As an 8-year-old, nothing exhilarated me more than winter and any time my brother stepped outside was reason enough to follow. Being three years my elder, he tolerated my company but mostly his was a babysitting chore.

It’s what big brothers did. It’s the straw of life he drew. It’s what surviving in the country was all about. And all came by parental order.

“Where we headed this time?” I asked, my smaller feet matching his larger footsteps from close behind.

“That way,” Jim pointed into the distance.

Looking up, I saw snow-covered trees on the horizon. In between us was a dirt road flanked by bare-banked ditches, Granddaddy’s rickety old barn, a couple of fences, two drooping gates, a white pasture with sprigs of brown grass poking up from beneath and a rut-lined tractor bed that served as main artery for pickups, wagons, tractors, rusting bicycles and little boys on foot.

At that age, we could walk for miles and still have time for side trips to ancient Indian mounds that were long ago excavated, abandoned sheds and open fields lined in stobs of corn. One of our favorite adventures was traversing the width of a creek by tiptoeing across a felled tree. On the good days we didn’t fall. On the better ones the creek was dry.

Our midmorning adventure began after collecting some firewood for the living room hearth and the dining room’s cast-iron stove. Both were the old house’s key sources of winter heat, along with a couple of space heaters Dad had found at salvage stores or Fred’s.

Our morning hunger curbed by Mom’s fried eggs, bacon, toast and jelly — if there was enough flour we’d sometimes have biscuits — Jim and I finally set about our journey. Blue skies greeted our departure, but by afternoon the clouds rolled in.

Dad had said something about “... more snow,” so we knew to keep an eye on the sky. Not that a little snow ever hurt anybody, but the folks wanted to make sure we stayed warm.
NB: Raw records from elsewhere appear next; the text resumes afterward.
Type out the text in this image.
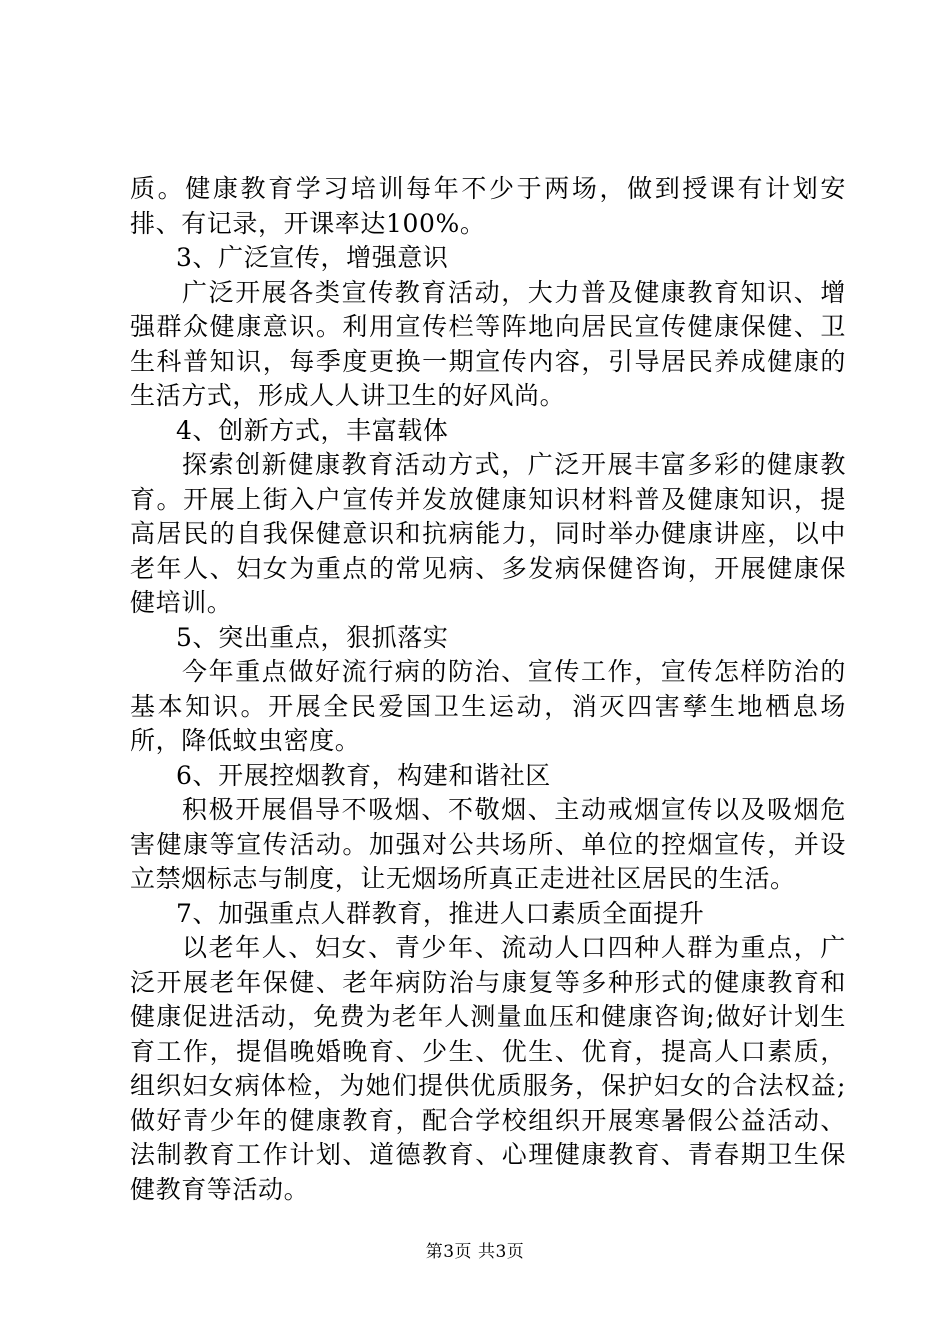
质。健康教育学习培训每年不少于两场，做到授课有计划安排、有记录，开课率达100%。

3、广泛宣传，增强意识

广泛开展各类宣传教育活动，大力普及健康教育知识、增强群众健康意识。利用宣传栏等阵地向居民宣传健康保健、卫生科普知识，每季度更换一期宣传内容，引导居民养成健康的生活方式，形成人人讲卫生的好风尚。

4、创新方式，丰富载体

探索创新健康教育活动方式，广泛开展丰富多彩的健康教育。开展上街入户宣传并发放健康知识材料普及健康知识，提高居民的自我保健意识和抗病能力，同时举办健康讲座，以中老年人、妇女为重点的常见病、多发病保健咨询，开展健康保健培训。

5、突出重点，狠抓落实

今年重点做好流行病的防治、宣传工作，宣传怎样防治的基本知识。开展全民爱国卫生运动，消灭四害孳生地栖息场所，降低蚊虫密度。

6、开展控烟教育，构建和谐社区

积极开展倡导不吸烟、不敬烟、主动戒烟宣传以及吸烟危害健康等宣传活动。加强对公共场所、单位的控烟宣传，并设立禁烟标志与制度，让无烟场所真正走进社区居民的生活。

7、加强重点人群教育，推进人口素质全面提升

以老年人、妇女、青少年、流动人口四种人群为重点，广泛开展老年保健、老年病防治与康复等多种形式的健康教育和健康促进活动，免费为老年人测量血压和健康咨询;做好计划生育工作，提倡晚婚晚育、少生、优生、优育，提高人口素质，组织妇女病体检，为她们提供优质服务，保护妇女的合法权益;做好青少年的健康教育，配合学校组织开展寒暑假公益活动、法制教育工作计划、道德教育、心理健康教育、青春期卫生保健教育等活动。

第3页 共3页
Our adventure was always the fabric of a country boy’s dream. It was just us, the woods, a little snow on the ground with more on the way, and it was a January cold that warmed the imagination. We just did what little boys do. We made fresh tracks in undisturbed snow. We climbed an oak. We crossed a creek. We got hung in a sagging, barbed wire fence. We fired a few rounds at small game ... but the game won. We slipped on banks and slid off stumps. We pulled an old empty, blue bottle of Milk of Magnesia from the frozen ground and used it for target practice atop a tired old fence post. We shot down mistletoe from a big ole tree for Mom and we laughed about jug fishing with Dad.

As the low clouds spread like spilled paint and the heavens grew dark, we headed home. Neither of us wore watches, but we figured it was midafternoon. Mom’s hand-sewed knapsacks for rabbits and squirrels were empty, but our pride in the hunt was full.

The thrill of returning home grew as snowflakes began their fall. We caught a few on our tongues. We wrestled in the stir of the chilling breeze. We rejoiced at the thought of a snow-covered Monday.

Crossing the narrow dirt road to the wooden-frame house of simple design — the only house we had ever known — we smiled at the white smoke curling from the red-brick chimney. The living room would be warm, though the patterned and faded linoleum would be cold. And supper would be soon in coming.

Our adventure had come to its end. Yet another always laid in wait.

———

My run now complete, I stood at the Huff’n Puff gate and watched as a setting sun painted the western sky a shade of orange and red and yellow that I had never seen before.

Fifty years earlier, that pair of little boys would have stood in wonder, too.

And never could they, nor I, have imagined that time nor space nor polar vortex could create such a marvelous day in life ... then, or now.